Management of Spalding’s CCTV system could be taken over to ensure it continues to act as a deterrent against anti-social behaviour and crime in the town centre.
Spalding and District Area Chamber of Commerce members are looking at taking on responsibility for the cameras and amalgamating it with its existing ShopWatch system as the future of CCTV in South Holland remains uncertain.
At a meeting of the chamber last week, president Phil Scarlett told members he had attended meetings with a district council taskforce and although it had been feared that the existing system could be stopped, it now had have a stay of execution while discussions are held about its future funding.
Mr Scarlett said: “It is now in place until the end of April and in the meantime I have said I will look into how it is operated.
“One thing, having spoken to the police, is that the number of cameras in Spalding could be reduced to ten or 12 and then those not being used could be used as spare parts, so costs could be cut that way.
“One of the most important things, and the task group seemed to be surprised by this, is that no one has ownership of the system, so I said that the chamber could be prepared to take responsibility for the management and amalgamate it with ShopWatch so we could recruit new volunteers with the aim of having the cameras monitored from 9am to 6pm seven days a week.”
He told members that there were no figures available for how many criminals had been convicted as a result of the CCTV, but member Steve Grimston, who owns the company that maintains the cameras, said it had been instrumental in a number of very high profile investigations in Spalding.
Mr Scarlett added: “The task group will report to South Holland District Council cabinet in April and we’ll know by then if there’s a joined up county scheme but I had concerns we could be left without any CCTV coverage in a town where the population is as vocal about anti-social behaviour as it is here.”
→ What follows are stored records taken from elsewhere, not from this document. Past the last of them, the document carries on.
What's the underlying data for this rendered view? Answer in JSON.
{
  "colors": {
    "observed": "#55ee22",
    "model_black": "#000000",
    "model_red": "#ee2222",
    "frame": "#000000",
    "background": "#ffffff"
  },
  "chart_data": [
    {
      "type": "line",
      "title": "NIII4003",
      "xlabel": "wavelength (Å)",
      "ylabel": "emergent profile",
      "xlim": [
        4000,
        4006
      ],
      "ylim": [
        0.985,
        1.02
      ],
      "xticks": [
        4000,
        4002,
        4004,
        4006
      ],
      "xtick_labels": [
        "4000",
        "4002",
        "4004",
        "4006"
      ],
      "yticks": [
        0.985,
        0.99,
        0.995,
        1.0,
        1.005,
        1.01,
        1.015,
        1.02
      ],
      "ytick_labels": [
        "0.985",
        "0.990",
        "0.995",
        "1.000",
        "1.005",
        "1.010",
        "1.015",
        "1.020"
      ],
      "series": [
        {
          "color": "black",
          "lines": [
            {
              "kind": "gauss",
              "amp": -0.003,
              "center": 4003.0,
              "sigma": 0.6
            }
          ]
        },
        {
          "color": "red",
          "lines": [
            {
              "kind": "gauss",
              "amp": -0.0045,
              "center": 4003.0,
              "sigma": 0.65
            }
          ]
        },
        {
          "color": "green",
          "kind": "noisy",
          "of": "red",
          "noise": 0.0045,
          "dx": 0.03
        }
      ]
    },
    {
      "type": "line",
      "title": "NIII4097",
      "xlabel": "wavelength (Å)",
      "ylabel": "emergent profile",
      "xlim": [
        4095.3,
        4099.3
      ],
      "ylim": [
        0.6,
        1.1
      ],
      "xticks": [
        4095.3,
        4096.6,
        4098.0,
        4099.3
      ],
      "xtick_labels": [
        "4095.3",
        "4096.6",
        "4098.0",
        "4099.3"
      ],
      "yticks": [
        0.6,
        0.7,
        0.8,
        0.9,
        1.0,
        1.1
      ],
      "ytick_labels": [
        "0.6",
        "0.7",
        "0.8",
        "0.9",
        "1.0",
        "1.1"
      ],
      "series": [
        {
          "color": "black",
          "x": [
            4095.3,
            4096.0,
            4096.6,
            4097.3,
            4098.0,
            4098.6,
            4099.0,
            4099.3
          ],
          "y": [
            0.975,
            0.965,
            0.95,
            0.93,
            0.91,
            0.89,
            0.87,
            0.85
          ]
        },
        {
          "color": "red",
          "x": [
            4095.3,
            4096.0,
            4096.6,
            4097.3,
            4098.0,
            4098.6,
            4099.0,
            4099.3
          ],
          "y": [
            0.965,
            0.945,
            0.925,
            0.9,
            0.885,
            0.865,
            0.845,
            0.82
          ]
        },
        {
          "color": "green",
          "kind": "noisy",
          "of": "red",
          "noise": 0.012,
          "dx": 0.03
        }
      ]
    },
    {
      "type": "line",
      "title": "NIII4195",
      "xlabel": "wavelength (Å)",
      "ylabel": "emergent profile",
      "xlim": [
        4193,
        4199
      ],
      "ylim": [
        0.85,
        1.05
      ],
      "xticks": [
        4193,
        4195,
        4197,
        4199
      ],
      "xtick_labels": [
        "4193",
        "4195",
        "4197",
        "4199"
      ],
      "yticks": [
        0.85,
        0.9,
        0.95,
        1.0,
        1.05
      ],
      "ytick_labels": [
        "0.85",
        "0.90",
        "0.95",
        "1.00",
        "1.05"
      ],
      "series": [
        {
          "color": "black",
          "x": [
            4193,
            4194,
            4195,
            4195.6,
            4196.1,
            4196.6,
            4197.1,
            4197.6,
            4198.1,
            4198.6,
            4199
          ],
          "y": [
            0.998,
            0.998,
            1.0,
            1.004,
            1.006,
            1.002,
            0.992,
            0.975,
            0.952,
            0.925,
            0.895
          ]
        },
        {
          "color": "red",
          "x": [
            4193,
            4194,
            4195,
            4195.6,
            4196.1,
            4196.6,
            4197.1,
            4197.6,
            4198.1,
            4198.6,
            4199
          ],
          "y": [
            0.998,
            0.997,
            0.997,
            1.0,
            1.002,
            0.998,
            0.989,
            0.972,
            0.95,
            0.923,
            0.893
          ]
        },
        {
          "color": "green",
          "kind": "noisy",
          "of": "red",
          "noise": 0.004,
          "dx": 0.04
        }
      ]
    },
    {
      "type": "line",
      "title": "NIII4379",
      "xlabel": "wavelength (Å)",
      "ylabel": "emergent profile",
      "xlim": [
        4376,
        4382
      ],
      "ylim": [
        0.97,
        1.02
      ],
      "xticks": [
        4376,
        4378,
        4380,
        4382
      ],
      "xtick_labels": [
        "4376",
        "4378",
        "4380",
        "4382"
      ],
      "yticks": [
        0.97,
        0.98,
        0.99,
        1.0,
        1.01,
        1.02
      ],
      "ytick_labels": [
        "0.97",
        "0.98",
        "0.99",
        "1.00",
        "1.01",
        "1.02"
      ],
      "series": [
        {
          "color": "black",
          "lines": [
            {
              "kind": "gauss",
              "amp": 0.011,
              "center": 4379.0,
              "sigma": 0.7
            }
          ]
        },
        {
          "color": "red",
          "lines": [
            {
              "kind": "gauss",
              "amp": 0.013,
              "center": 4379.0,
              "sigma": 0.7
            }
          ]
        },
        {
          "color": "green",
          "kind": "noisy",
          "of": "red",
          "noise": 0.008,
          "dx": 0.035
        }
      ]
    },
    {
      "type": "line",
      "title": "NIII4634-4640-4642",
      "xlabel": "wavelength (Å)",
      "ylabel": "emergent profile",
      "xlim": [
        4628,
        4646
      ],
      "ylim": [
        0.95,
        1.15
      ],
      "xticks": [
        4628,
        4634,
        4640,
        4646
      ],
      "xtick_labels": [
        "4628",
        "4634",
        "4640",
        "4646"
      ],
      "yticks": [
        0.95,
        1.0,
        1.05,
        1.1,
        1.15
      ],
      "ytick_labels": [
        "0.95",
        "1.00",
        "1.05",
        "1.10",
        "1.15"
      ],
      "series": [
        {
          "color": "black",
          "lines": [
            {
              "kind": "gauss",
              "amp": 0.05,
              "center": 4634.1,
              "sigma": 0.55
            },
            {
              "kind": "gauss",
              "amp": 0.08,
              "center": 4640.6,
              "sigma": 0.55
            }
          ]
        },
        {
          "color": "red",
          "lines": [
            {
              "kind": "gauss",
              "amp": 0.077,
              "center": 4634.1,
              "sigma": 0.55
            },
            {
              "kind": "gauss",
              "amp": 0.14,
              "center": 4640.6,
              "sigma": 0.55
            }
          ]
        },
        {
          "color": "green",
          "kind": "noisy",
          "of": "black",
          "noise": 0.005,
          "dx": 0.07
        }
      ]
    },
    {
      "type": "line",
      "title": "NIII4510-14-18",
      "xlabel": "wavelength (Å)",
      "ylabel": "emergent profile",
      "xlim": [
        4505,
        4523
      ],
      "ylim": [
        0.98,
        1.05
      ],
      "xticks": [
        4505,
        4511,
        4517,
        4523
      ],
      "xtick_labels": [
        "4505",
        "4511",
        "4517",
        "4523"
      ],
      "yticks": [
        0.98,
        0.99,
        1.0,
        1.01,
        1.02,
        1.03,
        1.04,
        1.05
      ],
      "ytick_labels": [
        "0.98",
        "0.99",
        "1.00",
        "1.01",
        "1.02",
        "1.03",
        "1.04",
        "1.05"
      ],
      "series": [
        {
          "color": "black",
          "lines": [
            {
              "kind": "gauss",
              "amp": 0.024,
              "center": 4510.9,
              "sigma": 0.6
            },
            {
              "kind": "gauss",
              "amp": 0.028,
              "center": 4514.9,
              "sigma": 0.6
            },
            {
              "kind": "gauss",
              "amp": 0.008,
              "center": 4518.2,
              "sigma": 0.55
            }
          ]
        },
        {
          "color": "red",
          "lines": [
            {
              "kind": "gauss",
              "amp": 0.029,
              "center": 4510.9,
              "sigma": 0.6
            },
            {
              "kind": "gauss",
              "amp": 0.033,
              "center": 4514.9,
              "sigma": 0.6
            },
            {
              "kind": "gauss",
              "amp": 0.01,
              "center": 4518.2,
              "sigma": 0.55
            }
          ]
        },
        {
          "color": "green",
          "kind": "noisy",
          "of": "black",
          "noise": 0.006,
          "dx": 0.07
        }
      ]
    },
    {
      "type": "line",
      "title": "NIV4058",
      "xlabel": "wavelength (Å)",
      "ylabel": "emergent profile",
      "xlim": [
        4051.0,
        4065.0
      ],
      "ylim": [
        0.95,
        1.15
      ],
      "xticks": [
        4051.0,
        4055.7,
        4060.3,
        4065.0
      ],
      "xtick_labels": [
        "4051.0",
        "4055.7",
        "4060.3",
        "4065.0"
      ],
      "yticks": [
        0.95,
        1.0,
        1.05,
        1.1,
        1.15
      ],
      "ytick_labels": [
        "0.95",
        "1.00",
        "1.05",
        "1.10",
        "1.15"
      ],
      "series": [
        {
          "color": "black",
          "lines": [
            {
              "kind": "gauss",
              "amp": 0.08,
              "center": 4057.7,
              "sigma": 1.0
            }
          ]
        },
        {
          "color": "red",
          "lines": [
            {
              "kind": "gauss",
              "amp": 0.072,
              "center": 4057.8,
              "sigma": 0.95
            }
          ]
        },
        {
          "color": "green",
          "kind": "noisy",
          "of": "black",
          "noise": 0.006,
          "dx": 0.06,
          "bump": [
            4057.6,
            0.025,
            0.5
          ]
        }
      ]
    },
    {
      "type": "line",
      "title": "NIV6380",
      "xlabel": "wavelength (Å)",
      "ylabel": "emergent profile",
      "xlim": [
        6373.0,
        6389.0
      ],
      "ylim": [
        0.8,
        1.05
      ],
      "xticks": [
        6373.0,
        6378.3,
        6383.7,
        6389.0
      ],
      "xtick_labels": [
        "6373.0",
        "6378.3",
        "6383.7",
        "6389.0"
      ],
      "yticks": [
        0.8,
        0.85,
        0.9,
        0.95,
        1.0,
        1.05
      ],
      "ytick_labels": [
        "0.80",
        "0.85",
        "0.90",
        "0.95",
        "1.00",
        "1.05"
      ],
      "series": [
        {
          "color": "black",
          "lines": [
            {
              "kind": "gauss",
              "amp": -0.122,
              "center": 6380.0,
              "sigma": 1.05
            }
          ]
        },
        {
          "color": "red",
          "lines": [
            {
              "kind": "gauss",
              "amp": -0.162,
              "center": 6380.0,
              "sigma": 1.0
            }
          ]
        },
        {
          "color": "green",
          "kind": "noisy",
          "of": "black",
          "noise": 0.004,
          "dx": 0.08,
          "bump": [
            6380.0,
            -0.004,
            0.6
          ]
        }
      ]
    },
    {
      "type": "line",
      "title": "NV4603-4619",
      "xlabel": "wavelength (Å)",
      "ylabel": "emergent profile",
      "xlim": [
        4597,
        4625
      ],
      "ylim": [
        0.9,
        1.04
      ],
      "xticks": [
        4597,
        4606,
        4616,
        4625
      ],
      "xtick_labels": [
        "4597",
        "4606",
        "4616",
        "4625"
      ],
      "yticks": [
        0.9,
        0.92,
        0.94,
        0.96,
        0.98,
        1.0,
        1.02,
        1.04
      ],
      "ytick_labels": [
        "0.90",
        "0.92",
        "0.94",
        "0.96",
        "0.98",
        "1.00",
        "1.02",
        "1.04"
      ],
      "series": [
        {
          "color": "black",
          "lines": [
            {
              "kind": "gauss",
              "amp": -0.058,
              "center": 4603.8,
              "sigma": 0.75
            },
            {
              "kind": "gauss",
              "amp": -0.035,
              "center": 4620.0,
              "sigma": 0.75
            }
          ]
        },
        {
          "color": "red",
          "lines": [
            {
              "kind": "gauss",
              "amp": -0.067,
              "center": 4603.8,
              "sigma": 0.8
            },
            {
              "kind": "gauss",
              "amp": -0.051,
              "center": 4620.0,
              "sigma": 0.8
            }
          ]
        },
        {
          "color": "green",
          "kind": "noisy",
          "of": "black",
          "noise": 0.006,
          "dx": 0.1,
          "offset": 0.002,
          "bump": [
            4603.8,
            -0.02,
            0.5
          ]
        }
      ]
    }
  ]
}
*The issue of CCTV was also raised at a meeting of Spalding Town Forum last week, where community policing inspector Jim Tyner told members: “In my experience CCTV works.” He said: “We rely on a small but dedicated bunch of volunteers to run this system and we are always looking for more. “They can’t be there all the time, which means when incidents happen it can take up hours of officers’ time going through the footage. It’s frustrating. “It is difficult to provide hard data that links the use of CCTV to convictions. “All I can say is that I have worked in South Holland before it had CCTV and I have worked in other towns such as Stamford that have a 24/7 CCTV control room with radio link to officers on patrol. “Twenty one years’ policing experience tells me that CCTV works.”